L’éducation sexuelle, primordiale dans la prévention :
Selon les preuves scientifiques permettant de diagnostiquer les maladies psychologiques et mentales, l’adulte accusé dans l’affaire de cyberagressions contre des mineurs souffre de troubles du comportement (comportement pédophile) qui sont incriminés par la loi, a indiqué la psychologue clinicienne à l’application électronique tunisienne « Ahkili », Lilia Tlili, dans une déclaration à l’Agence TAP.
« L’éducation sexuelle est nécessaire pour protéger les enfants contre l’exploitation sexuelle et le harcèlement électronique », a-t-elle expliqué, soulignant l’impératif de ne pas culpabiliser les enfants victimes de harcèlement et de les encadrer et les accompagner psychologiquement rapidement après l’incident.
Elle a évoqué certains comportements pathologiques d’harcèlement sexuel ou de cyberagressions sexuelles commis en milieu familial, où l’enfant peut être attiré de manière plus facile et de façon progressive.

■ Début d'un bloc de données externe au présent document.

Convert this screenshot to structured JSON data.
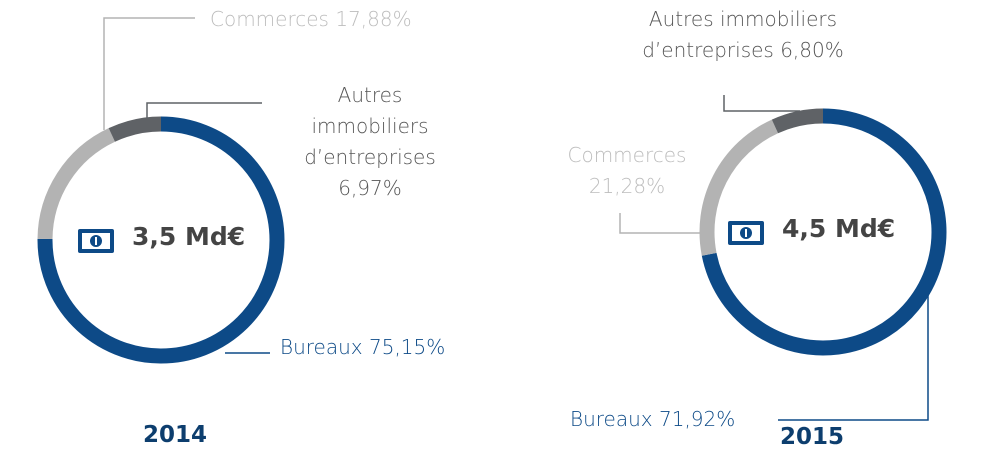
{
  "chart_data": [
    {
      "type": "pie",
      "title": "2014",
      "center_label": "3,5 Md€",
      "categories": [
        "Bureaux",
        "Commerces",
        "Autres immobiliers d’entreprises"
      ],
      "values": [
        75.15,
        17.88,
        6.97
      ],
      "value_labels": [
        "75,15%",
        "17,88%",
        "6,97%"
      ],
      "colors": [
        "#0d4a87",
        "#b3b3b3",
        "#5f6266"
      ]
    },
    {
      "type": "pie",
      "title": "2015",
      "center_label": "4,5 Md€",
      "categories": [
        "Bureaux",
        "Commerces",
        "Autres immobiliers d’entreprises"
      ],
      "values": [
        71.92,
        21.28,
        6.8
      ],
      "value_labels": [
        "71,92%",
        "21,28%",
        "6,80%"
      ],
      "colors": [
        "#0d4a87",
        "#b3b3b3",
        "#5f6266"
      ]
    }
  ]
}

L’État et la société civile : Impératif de renforcer la lutte contre ce phénomène :
De son côté, le président de l’Association des parents et élèves, Ridha Zahrouni, a souligné dans une déclaration à l’agence Tap, l’importance d’élaborer une véritable stratégie nationale et des campagnes de sensibilisation par les ministères intervenants, tels que les ministères de la famille, de la femme, de l’enfance et des personnes âgées et de l’éducation, en s’appuyant sur les aspects préventifs, de contrôle et thérapeutiques pour protéger les enfants contre l’exploitation sexuelle.
Il a également souligné la nécessité d’inclure l’éducation sexuelle dans les programmes éducatifs et de former le cadre éducatif dans ce domaine pour protéger les enfants de tels phénomènes et défendre l’intérêt supérieur de l’enfance.
L’expert a mis l’accent sur l’importance de l’utilisation d’une terminologie appropriée (expressions, mots, etc.) dans les programmes éducatifs, adaptée aux différentes tranches d’âge des enfants et de sensibiliser à la manière de protéger l’enfant.
Il a appelé les parents à surveiller l’utilisation d’Internet par leurs enfants afin d’assurer la sécurité numérique et d’intervenir rapidement en cas d’incidents.